The Comparative Drama conference is over, and I’m back home. It was fabulous, but there was one frustration Friday afternoon when I went to a session about musical plays, including a terrific presentation about domestic violence in Rodgers and Hammerstein’s Carousel.

I fell in love with Carousel early in the 1960s when I started listening to my older sister’s LP Broadway cast albums. There was a magical moment when I first heard “You’re a queer one, Julie Jordan…” (queer meant something quite different in 1945!). I went to the public library and read the play, and it instantly became my favorite Broadway musical. It didn’t matter that I didn’t get to see a performance of Carousel until 30 years later.

Julie is a dreamy, unworldly girl who’s decided she’s never going to marry—but then Billy Bigelow comes along, and there’s that chemistry. It’s one of those mystifying moments when life opens up and we throw away common sense and the careful plans we’ve made.

But as time goes by, Billy Bigelow  – there’s no way to soft-pedal this – starts to hit Julie. The community around her speaks out against him again and again, but she doesn’t listen. 

At Friday’s conference session there was a lot of discussion about “What’s the Use of Wond’rin’”—Julie Jordan’s defense of  Billy Bigelow. It’s a lyrical and beautiful song that – if we’re honest – romanticizes domestic violence. Rodgers and Hammerstein reportedly struggled with that issue in the play, and from our vantage point in 2018, they could certainly have made that disapproval more prominent. Maybe Julie could have sung a song about waking up to what Billy was doing to her.

But that didn’t happen. For whatever reason, Carousel is what it is. Friday’s session quickly got heated. Several women argued that high schools and colleges need to stop mounting productions of Carousel

I disagree—in fact I’m going to see Carousel in New York on May 26, and I’m taking seven people with me. I count the first production I ever saw, back in 1992, as one of the best nights of my life. (I’m in good company: Steven Sondheim—Broadway royalty—says it’s his favorite musical.)

Of course I wanted to jump in and defend Carousel—but I never got the chance. The moderator had his back to us and never saw my hand go up.

Saturday morning after breakfast I rode the elevator upstairs to my room and— amazingly—the presenter was also on her way to her room. She recognized me and said she was sorry I hadn’t had a chance to join the discussion. She even skipped her floor and got off at mine so that we could talk.

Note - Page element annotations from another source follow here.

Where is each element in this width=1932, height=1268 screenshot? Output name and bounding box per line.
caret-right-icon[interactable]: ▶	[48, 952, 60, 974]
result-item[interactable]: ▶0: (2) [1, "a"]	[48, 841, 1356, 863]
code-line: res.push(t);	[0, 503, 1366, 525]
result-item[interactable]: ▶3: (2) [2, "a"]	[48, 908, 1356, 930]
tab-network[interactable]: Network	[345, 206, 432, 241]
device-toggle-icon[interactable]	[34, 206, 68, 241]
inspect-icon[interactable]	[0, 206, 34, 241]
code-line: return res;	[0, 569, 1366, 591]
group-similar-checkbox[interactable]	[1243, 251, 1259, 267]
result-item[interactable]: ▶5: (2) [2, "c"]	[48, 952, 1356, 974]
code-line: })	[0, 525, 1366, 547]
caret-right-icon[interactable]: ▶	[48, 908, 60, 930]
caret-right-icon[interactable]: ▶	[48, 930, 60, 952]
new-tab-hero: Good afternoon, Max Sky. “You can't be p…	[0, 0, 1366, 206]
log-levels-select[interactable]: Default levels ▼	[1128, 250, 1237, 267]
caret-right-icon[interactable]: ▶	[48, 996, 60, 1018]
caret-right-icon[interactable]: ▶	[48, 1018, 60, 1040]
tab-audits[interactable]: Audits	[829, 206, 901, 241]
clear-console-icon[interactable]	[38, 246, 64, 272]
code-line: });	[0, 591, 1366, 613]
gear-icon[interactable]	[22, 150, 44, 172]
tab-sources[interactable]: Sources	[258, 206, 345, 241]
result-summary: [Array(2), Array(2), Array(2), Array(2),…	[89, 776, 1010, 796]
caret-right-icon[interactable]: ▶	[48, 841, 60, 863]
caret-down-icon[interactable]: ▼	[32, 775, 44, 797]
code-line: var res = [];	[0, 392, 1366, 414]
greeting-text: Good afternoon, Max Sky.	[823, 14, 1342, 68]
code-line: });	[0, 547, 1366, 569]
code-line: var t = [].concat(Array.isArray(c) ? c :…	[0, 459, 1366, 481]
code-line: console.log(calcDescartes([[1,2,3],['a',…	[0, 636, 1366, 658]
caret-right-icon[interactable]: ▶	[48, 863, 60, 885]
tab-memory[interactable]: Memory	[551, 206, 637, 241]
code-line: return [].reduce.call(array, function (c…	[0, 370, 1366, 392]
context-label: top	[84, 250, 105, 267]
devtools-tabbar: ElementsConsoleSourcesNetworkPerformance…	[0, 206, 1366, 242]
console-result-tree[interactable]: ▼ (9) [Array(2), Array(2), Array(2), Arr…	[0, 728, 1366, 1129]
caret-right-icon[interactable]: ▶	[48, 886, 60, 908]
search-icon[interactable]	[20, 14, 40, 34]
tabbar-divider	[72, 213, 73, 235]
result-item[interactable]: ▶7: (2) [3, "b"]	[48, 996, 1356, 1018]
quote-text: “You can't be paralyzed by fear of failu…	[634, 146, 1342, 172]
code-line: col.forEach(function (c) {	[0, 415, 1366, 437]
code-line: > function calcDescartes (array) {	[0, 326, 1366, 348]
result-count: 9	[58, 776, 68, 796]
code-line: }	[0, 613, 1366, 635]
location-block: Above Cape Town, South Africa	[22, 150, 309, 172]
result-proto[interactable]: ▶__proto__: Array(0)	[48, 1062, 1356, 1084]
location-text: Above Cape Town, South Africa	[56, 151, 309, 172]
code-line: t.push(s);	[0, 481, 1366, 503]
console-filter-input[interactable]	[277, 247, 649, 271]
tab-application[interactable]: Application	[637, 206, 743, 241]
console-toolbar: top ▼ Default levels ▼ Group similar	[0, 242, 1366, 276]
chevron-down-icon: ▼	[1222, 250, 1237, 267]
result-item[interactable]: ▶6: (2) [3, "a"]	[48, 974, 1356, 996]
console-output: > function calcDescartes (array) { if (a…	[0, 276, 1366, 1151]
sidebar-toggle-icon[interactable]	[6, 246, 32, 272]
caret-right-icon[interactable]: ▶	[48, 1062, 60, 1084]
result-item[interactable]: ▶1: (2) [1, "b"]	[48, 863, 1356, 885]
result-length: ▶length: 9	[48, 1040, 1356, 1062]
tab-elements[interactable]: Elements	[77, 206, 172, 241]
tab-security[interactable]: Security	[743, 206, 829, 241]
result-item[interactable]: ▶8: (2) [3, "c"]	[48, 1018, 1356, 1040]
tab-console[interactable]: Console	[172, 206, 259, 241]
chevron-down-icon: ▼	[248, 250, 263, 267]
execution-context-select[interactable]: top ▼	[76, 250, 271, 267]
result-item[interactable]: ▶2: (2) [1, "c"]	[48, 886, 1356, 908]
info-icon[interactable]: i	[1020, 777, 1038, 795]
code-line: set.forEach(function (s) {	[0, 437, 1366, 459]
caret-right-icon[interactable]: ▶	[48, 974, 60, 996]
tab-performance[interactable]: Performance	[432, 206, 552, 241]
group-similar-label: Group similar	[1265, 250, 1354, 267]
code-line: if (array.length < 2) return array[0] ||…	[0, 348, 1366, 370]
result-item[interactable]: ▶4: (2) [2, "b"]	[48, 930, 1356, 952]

Here’s what I had wanted to say. Literature isn’t a rule book, and it doesn’t offer advice or solutions. The meaning of many great works of literature is a simple one: life happens. (And—by the way—it makes no difference whether we approve or not.) A good play or novel or short story or poem doesn’t need closure or a wise message. All it has to do is make a connection with us—and Carousel certainly does that. (I told the presenter that I’d instantly connected with Julie Jordan when I was a teenager. Her response: “We all did.”)

Please, please, don’t tell me I have to fold my arms disapprovingly when I go to see Carousel next month. Do we have to judge everything? 

Julie doesn’t have the last word, and neither do Rodgers and Hammerstein. We do, and that’s enough.



4 thoughts on “Carousel

  1. Darrell Turner

    You have probably opened up a can of worms with this post, Jean. As someone who believes that controversial issues can and should be discussed courteously, I will offer my thoughts.

    I agree that we should view works of art from the perspective of the time in which they were created. However, it might also be appropriate to note that they promoted ideologies that we can and should consider offensive today. “The Birth of a Nation” is still considered a pioneering work of filmmaking, but it is also true that it glorified racism and the Ku Klux Klan. “Triumph of the Will” pioneered other cinematic techniques, but it is also true that it glorified Hitler and Naziism. Can we say both things about such works?

  2. ballroomdancer Post author

    What a great comment, Darrell. (I’ll be delighted if I opened a can of worms!)

    “Carousel” is out there, so I think it’s better to talk about it than to suppress it. My own take is that there are an awful lot of women who identified with Julie Jordan the way I did. “Carousel” is a great opportunity to talk about some important issues with women who might be as vulnerable to domestic violence as Julie was.

    I’m also not sure “Carousel” is promoting an ideology the way “Birth of a Nation” and “Triumph of the Will.” There’s a strong anti-hitting message in “Carousel,” with lots of warnings to Julie – who ignores them.

    I think it’s fine for high schools and colleges to keep producing “Carousel,” as long as there are discussions about it. And – how could there not be? Participants at Friday’s session said their students had plenty to say when they had an encounter with “Carousel” or another play with similar attitudes.

    As always – thanks so much for posting, Darrell!